Für die armen Eisenbahnarbeiter.

Angesichts des ungeheuren Aufschwungs, welchen in den letzten Jahren der Eisenbahnbau in Deutschland gewonnen hat, und des immer drohenderen Ernstes, welchen die Arbeiterfrage annimmt, erscheint es als eine Aufgabe, die das Interesse aller Kreise, auch Derer, die zunächst nicht dabei betheiligt sind, in Anspruch nehmen sollte, sich mit der Lage Derer eingehend zu beschäftigen, durch deren Schweiß und Arbeit die segensreichen Werke des Verkehrs hergestellt werden. Man hat sich fast daran gewöhnt, die Arbeiter an den Eisenbahnen als die Parias ihrer Kaste zu betrachten, weil Jeder dazu taugt, der nur zwei gesunde kräftige Arme als Betriebscapital aufzuweisen hat; man wendet sich mit vornehmer Scheu und Verachtung ab von der Rohheit und Verwilderung, die in jenen Kreisen oft sich kund giebt, oder nimmt sie hin mit Achselzucken als unabänderliche Thatsachen. Wollte man aber die materielle Lage dieser Leute zum Gegenstande besonderer Fürsorge machen, so würden nicht nur die Arbeiter selbst, sondern auch die Arbeitgeber, ferner die Gemeinden, die unter den gegenwärtigen Verhältnissen bei Bahnbauten oft in Bezug auf die öffentliche Sicherheit schwer geschädigt werden, und endlich der Staat, der am Gemeinwohl aller seiner Glieder interessirt ist, bald die segensreichen Folgen davon verspüren. Dadurch, daß die schwere Arbeit des Erdekarrens, des Steinbrechens etc. verhältnißmäßig theuer bezahlt wird, ist man dieser Verpflichtung nicht etwa überhoben, denn trotz des hohen Lohnes bleibt der Eisenbahnarbeiter meistens arm. Bei der großen körperlichen Anstrengung müssen jene Leute einen bedeutenden Theil ihres Verdienstes auf ihre Beköstigung verwenden, diese aber besonders da, wo ihre Arbeitsstelle weit von bewohnten Ortschaften abliegt, einzig und allein von gewissen speculativen Privatunternehmern beziehen, die nicht an der Mäßigkeit, sondern an dem möglichst großen Verbrauch des Arbeiters ein Interesse haben, und durch Gewährung von Credit denselben nur zu leicht zu größeren Ausgaben verleiten. So soll es zum Beispiel eine gar nicht ungewöhnliche Praxis sein, daß gewissenlose Schachtmeister mit solchen Schankwirten gemeinsames Spiel treiben, und dem Arbeiter, der um Vorschuß bittet, denselben nur in Gestalt von Marken geben, für die der Arbeiter nichts als Speisen und Getränke bei einem bestimmten Wirte erhalten kann, welcher wieder dem Schachtmeister für diese Gefälligkeit einen nicht geringen Rabatt bewilligt.

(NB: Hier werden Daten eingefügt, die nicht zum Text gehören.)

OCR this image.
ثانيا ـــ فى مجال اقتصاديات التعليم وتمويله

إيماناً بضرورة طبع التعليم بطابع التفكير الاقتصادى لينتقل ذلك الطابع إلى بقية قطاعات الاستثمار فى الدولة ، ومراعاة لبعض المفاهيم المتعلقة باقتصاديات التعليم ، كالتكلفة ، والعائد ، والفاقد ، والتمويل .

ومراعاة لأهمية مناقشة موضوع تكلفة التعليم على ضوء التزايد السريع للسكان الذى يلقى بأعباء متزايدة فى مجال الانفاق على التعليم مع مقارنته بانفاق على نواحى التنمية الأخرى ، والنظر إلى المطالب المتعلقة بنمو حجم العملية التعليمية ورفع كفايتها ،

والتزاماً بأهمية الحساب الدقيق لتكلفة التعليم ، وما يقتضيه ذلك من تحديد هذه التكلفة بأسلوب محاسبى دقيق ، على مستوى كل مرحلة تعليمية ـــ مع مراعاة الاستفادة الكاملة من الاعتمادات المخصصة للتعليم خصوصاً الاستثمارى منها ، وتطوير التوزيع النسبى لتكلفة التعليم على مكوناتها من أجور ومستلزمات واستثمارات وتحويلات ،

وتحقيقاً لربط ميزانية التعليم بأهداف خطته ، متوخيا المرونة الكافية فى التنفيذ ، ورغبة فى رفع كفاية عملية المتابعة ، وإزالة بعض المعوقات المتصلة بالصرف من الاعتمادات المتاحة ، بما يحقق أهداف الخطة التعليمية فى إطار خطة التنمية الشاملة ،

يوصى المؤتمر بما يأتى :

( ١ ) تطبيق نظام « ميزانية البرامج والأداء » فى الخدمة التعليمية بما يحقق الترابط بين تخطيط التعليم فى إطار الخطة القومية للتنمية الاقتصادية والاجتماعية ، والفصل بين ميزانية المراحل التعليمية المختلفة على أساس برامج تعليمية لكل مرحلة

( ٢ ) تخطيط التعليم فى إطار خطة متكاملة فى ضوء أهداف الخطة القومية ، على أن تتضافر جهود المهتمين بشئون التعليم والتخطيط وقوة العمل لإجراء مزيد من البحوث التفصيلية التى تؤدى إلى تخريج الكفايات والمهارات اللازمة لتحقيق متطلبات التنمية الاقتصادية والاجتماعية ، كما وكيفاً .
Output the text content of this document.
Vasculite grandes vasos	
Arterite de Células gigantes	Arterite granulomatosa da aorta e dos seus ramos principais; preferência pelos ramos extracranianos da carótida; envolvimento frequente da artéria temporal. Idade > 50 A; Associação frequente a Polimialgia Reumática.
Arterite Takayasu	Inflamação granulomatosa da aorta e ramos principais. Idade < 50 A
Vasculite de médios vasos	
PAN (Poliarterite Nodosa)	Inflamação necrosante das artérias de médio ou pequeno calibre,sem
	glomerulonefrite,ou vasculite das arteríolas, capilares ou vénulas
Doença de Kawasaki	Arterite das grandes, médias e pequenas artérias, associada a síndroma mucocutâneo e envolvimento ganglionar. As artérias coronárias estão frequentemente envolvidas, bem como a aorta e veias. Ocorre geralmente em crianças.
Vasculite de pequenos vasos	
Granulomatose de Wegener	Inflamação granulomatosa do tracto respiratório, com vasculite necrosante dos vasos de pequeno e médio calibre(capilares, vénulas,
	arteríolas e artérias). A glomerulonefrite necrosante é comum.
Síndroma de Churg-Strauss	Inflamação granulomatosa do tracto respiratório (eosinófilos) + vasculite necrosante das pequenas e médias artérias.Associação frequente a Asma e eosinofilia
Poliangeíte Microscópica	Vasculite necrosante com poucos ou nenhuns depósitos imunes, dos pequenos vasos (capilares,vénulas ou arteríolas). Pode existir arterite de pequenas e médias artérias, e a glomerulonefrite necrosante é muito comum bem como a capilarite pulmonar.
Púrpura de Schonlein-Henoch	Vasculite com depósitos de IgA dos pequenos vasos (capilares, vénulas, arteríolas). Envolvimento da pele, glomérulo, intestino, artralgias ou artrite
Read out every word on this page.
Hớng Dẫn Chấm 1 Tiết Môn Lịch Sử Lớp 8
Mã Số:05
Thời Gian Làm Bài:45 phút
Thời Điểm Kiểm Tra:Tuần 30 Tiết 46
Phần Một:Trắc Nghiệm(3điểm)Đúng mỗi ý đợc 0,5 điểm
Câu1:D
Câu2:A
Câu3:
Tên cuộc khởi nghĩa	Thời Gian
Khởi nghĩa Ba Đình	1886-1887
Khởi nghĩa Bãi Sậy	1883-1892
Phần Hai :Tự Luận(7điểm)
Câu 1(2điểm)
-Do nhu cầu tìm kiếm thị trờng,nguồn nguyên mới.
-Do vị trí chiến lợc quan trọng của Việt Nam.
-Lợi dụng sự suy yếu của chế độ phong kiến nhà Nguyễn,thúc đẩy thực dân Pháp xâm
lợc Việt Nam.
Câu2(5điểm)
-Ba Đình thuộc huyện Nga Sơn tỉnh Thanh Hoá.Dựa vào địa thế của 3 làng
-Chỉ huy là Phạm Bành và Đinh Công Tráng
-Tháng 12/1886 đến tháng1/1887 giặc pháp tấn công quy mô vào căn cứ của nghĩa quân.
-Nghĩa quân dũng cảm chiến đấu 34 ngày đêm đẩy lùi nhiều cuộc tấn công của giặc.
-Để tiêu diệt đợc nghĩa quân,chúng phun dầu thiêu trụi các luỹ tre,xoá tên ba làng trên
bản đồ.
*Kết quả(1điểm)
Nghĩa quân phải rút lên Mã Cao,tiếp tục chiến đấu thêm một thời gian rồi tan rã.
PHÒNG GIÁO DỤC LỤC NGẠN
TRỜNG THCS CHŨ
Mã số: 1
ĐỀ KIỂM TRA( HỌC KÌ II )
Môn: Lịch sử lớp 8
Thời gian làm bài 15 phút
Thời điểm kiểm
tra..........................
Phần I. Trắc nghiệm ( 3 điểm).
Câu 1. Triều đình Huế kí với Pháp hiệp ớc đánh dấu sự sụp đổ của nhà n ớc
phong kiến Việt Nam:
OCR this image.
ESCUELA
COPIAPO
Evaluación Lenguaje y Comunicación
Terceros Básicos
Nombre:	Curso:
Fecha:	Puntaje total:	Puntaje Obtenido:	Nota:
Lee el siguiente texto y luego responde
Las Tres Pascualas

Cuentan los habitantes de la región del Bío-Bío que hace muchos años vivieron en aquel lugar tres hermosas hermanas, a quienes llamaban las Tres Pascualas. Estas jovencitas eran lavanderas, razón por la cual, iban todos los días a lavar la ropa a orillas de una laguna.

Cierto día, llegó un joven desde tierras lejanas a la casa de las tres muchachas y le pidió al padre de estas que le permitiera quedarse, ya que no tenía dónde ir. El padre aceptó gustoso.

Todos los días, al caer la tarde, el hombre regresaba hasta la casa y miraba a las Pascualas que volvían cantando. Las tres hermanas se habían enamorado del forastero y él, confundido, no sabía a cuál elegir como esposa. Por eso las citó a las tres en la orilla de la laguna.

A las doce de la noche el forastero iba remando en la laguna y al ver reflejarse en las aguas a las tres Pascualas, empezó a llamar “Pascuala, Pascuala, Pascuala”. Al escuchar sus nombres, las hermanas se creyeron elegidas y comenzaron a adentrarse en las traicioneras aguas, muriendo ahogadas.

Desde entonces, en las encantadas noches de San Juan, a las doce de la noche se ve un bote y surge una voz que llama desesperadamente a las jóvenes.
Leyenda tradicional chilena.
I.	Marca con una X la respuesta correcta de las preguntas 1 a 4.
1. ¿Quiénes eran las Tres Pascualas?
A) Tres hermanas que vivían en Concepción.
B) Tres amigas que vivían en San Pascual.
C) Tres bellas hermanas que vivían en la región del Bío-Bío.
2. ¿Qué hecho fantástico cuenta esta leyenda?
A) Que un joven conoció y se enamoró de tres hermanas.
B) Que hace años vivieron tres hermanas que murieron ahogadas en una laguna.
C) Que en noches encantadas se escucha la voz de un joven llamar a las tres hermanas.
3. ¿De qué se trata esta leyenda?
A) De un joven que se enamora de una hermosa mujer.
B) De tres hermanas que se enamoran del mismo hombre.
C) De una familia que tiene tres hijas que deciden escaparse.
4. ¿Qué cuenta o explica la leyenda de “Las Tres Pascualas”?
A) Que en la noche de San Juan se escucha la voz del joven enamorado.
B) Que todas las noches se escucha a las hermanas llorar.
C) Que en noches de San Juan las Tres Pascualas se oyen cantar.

Noch wichtiger als die Kostfrage, welche sich leichter regeln läßt, ist für die Eisenbahnarbeiter die Wohnungsfrage. Denn es ist geradezu jammervoll, wie elend sich die Arbeiter in einsamen Gegenden oder kleinen Dörfern, die natürlich für solche Massen zuströmender Bevölkerung nicht genügendes Unterkommen aufzuweisen haben, oft behelfen müssen. Es ist vorgekommen, zum Beispiel in Ostpreußen, daß Männer, Frauen und halberwachsene Burschen im bunten Gemisch in elenden Bretterbuden oder gar in Erdhöhlen ihr kümmerliches Nachtlager und Obdach gesucht haben, und solche Löcher wurden erst dann Gegenstand der polizeilichen Aufmerksamkeit, als sie zu Brutstätten des Typhus und der Cholera wurden. Um die sittlichen Nachtheile, die aus solchem engen Beisammensein vieler Menschen verschiedenen Alters und Geschlechts unausbleiblich entstehen müssen, hatte man sich bis dahin nicht gekümmert.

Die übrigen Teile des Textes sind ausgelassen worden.